Ma è soprattutto dal punto di vista espressivo che si può cogliere la differenza e allora anche l’irriducibilità di Cattafi agli orientamenti più condivisi della poesia italiana coeva. A partire dagli anni Cinquanta e poi soprattutto nel corso dei Sessanta, si può dire che tutti i nostri poeti, certo ciascuno a suo modo, si muovano in direzione di una maggiore apertura tematica e linguistica, con un sempre più determinato e riconoscibile, di conseguenza, radicamento storico e geografico della loro poesia. Così i poeti della cosiddetta terza generazione, come anzitutto Attilio Bertolucci, Sereni, Mario Luzi, Giorgio Caproni (il quale ultimo soltanto più tardi scarnificherà all’osso, o all’anima, il proprio dettato poetico); così anche i poeti della quarta, che poi è quella a cui lo stesso Cattafi appartiene: Pier Paolo Pasolini, Andrea Zanzotto, Giovanni Giudici, per fare solo i nomi più in vista.
Ma Cattafi no. In lui non si dà in quegli anni nessuna apertura inclusiva. Al contrario, ne L’osso, l’anima lascia cadere quel tanto di riferimenti contestuali e determinati che la sua poesia portava con sé, per dare adito invece a un discorso poetico secco e quasi telegrafico, che mira a cogliere la regola, il modello, il senso riposto, spesso e volentieri drammatico, di quanto accade sulla superficie visibile e sensibile della nostra esistenza.

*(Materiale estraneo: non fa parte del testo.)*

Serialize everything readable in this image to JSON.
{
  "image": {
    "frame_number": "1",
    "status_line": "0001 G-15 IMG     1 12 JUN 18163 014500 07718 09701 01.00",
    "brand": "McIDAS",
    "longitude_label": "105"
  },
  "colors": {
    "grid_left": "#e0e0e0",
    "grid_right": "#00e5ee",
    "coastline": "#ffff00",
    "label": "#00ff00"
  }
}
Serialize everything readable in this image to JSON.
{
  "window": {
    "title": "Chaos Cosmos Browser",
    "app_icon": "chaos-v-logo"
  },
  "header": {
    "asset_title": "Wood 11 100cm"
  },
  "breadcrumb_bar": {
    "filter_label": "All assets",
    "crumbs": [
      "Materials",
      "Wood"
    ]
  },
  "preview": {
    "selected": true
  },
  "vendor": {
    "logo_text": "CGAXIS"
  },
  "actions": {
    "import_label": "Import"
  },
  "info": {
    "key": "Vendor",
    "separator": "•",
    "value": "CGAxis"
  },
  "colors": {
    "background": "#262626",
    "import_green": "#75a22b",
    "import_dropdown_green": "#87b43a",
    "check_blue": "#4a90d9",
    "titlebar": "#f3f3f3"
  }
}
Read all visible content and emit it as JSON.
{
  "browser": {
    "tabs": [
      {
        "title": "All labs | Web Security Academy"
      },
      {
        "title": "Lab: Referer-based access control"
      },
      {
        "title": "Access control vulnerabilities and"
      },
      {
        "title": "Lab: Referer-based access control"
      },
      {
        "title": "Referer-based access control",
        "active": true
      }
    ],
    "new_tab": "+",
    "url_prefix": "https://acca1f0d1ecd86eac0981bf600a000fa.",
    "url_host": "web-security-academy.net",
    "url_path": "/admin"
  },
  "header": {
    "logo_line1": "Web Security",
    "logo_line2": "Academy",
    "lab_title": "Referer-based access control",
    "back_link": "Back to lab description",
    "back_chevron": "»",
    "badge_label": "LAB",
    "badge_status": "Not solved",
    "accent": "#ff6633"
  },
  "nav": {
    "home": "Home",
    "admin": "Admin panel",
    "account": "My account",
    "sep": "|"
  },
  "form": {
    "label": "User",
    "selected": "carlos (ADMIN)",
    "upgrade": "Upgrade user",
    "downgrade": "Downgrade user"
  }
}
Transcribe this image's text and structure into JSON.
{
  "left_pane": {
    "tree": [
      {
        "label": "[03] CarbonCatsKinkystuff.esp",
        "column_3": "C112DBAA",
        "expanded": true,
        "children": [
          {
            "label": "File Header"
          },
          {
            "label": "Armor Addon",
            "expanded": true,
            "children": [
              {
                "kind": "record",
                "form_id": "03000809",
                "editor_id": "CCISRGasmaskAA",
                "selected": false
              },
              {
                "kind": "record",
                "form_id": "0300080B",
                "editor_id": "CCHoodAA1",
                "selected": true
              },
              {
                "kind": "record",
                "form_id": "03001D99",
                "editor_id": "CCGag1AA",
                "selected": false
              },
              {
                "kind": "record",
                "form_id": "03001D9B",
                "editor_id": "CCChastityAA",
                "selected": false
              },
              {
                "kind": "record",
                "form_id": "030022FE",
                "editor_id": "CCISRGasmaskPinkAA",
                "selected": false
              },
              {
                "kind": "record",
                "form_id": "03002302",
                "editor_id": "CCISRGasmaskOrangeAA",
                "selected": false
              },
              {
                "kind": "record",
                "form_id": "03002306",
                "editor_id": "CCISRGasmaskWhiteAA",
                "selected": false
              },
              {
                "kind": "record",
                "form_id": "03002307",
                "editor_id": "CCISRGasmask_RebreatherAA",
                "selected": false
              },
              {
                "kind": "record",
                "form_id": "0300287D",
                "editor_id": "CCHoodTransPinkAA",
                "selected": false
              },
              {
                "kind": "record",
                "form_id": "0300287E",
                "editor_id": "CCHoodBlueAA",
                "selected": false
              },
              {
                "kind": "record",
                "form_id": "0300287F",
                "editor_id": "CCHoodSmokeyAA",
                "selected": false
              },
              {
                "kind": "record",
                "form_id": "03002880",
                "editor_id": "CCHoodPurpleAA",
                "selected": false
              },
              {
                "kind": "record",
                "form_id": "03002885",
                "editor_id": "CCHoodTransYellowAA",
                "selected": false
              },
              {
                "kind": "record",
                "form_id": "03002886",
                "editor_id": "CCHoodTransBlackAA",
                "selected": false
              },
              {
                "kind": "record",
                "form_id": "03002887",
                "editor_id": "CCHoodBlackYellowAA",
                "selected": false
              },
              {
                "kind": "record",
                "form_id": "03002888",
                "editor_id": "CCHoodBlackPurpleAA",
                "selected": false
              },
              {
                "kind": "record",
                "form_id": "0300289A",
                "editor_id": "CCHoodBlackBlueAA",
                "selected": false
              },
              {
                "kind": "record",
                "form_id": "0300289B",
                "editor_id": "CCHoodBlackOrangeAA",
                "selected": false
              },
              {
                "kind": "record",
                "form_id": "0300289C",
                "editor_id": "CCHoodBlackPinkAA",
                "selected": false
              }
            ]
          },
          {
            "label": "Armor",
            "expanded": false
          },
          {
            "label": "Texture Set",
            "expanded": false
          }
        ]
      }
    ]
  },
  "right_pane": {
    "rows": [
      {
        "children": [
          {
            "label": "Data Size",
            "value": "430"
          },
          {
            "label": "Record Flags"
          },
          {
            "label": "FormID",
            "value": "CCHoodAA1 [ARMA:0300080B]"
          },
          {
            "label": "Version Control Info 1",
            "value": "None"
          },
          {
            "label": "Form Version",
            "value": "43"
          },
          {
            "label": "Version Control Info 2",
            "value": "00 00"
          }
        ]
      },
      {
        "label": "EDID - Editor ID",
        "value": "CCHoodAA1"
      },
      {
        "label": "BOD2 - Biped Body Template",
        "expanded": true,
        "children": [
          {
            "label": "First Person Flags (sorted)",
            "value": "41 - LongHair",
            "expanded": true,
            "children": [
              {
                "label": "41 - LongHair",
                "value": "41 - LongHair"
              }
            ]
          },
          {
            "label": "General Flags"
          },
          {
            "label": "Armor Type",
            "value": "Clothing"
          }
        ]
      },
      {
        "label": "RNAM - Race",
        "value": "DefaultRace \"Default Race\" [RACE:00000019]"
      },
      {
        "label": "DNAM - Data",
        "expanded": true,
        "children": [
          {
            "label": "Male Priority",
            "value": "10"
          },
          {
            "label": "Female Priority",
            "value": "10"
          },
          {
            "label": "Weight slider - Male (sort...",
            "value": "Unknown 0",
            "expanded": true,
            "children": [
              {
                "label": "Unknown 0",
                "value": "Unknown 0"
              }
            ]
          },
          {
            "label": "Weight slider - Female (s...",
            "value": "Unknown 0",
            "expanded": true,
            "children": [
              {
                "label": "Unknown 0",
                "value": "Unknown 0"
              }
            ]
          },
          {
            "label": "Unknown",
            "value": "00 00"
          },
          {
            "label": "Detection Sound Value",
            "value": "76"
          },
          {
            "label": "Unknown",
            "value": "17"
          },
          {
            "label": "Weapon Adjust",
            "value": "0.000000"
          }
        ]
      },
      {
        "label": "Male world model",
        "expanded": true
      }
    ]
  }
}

Sereni ha parlato non a caso del tentativo di «ridare, piuttosto che le cose, l’anima delle cose, l’essenza delle cose, lo schema segreto delle cose». Di qui il violento processo di semplificazione – cioè di riduzione appunto all’osso e all’anima – di un’esistenza che pure si avverte vissuta nella sua pienezza, bene e male, estasi e nevrosi insieme. Bertelli ha visto bene, la serialità di cui spesso Cattafi è stato accusato è in realtà l’equivalente di «un meccanismo conoscitivo inceppato, di una coazione a ripetere assecondata sul piano estetico-letterario». E come tale è vera e onestissima, dunque.